Thank you for your time! Because this feature was released with stable versions, discussions will be continued in new issues.

  1. Location of legend labels Nice idea! Could you create issues for updating ColoredMap, line_plot/line_plot_multiple and box_plot? For line_plot, the distance of x-axis and labels could be larger with adjusting bbox_to_anchor.

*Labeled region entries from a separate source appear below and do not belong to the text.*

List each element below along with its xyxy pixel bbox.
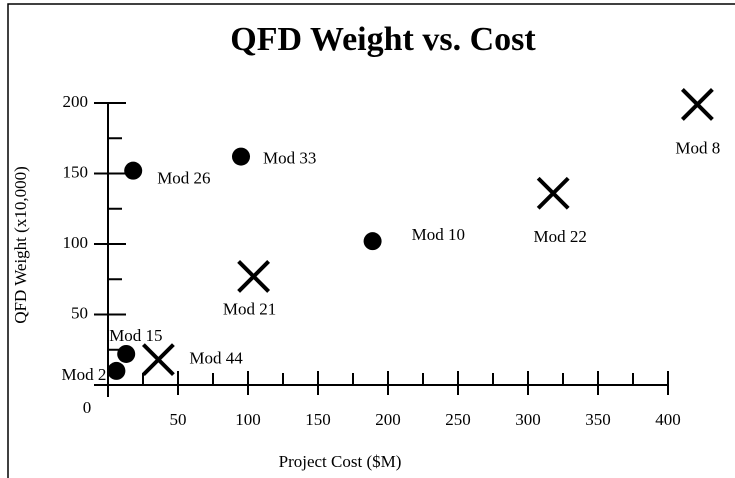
point-label: Mod 44 <box>189 349 243 368</box>
point-label: Mod 2 <box>62 365 107 384</box>
y-tick-label: 200 <box>63 92 89 111</box>
point <box>107 361 126 380</box>
x-tick-label: 100 <box>235 410 261 429</box>
point <box>680 87 714 121</box>
y-tick-label: 100 <box>63 233 89 252</box>
point <box>536 176 570 210</box>
x-tick-label: 400 <box>655 410 681 429</box>
point <box>363 232 382 251</box>
x-tick-label: 250 <box>445 410 471 429</box>
point <box>237 260 271 293</box>
point <box>117 344 136 363</box>
y-tick-label: 150 <box>63 162 89 181</box>
x-tick-label: 200 <box>375 410 401 429</box>
x-axis-label: Project Cost ($M) <box>279 452 402 471</box>
frame <box>7 3 735 478</box>
x-tick-label: 350 <box>585 410 611 429</box>
point-label: Mod 22 <box>534 227 587 246</box>
x-tick-label: 50 <box>170 410 187 429</box>
point-label: Mod 21 <box>223 299 276 318</box>
y-axis-label: QFD Weight (x10,000) <box>11 166 30 323</box>
point-label: Mod 26 <box>157 169 210 188</box>
point-label: Mod 33 <box>263 148 316 167</box>
point-label: Mod 10 <box>412 225 465 244</box>
y-tick-label: 0 <box>83 398 92 417</box>
point <box>124 161 143 180</box>
chart-title: QFD Weight vs. Cost <box>230 21 536 58</box>
point-label: Mod 15 <box>109 326 162 345</box>
y-tick-label: 50 <box>71 303 88 322</box>
point <box>232 147 250 166</box>
x-tick-label: 150 <box>305 410 331 429</box>
x-tick-label: 300 <box>515 410 541 429</box>
point <box>141 343 175 377</box>
point-label: Mod 8 <box>675 138 720 157</box>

  2. Regions with missing values in China The denoted regions are "Inner Mongolia" and "Tibet". They are registed as "Inner Mongol" and ”Xizang". (Map with English names: https://www.chinasage.info/provinces.htm) I do not know the correct names, but this issue could be solved in CovsirPhy technically by changing these names in ColoredMap._load_geo_country_specific(). Additionally, "Hong Kong" and "Macau" are registered as provinces in JHU dataset, but they seems not registered as provinces in geometry data we use at this time. Do you have any ideas to solve this issue (programming issue and political correctness)?

Mismatch of province name is a common problem for many countries, including France and UK. A new dataset (geometry information) or a new package (resolve province name issue, like country_converter for country names) will be necessary.

  1. Smaller islands in Japan Only for Japan, japanmap package can slove this issue by moving Okinawa and Hokkaido on the map as shown in covsirphy.visualization.japan_map.jpn_map() function. (As a general problem, smaller islands could be ignored with Geopandas package, but smaller provinces may be removed completely.)

  2. Greenland is missing in global map Greenland is not registered in the geometry information for country specific map (_load_geo_country_specific) as well. If OK, Greenland (self‐governing territory) could be registered as a country/region.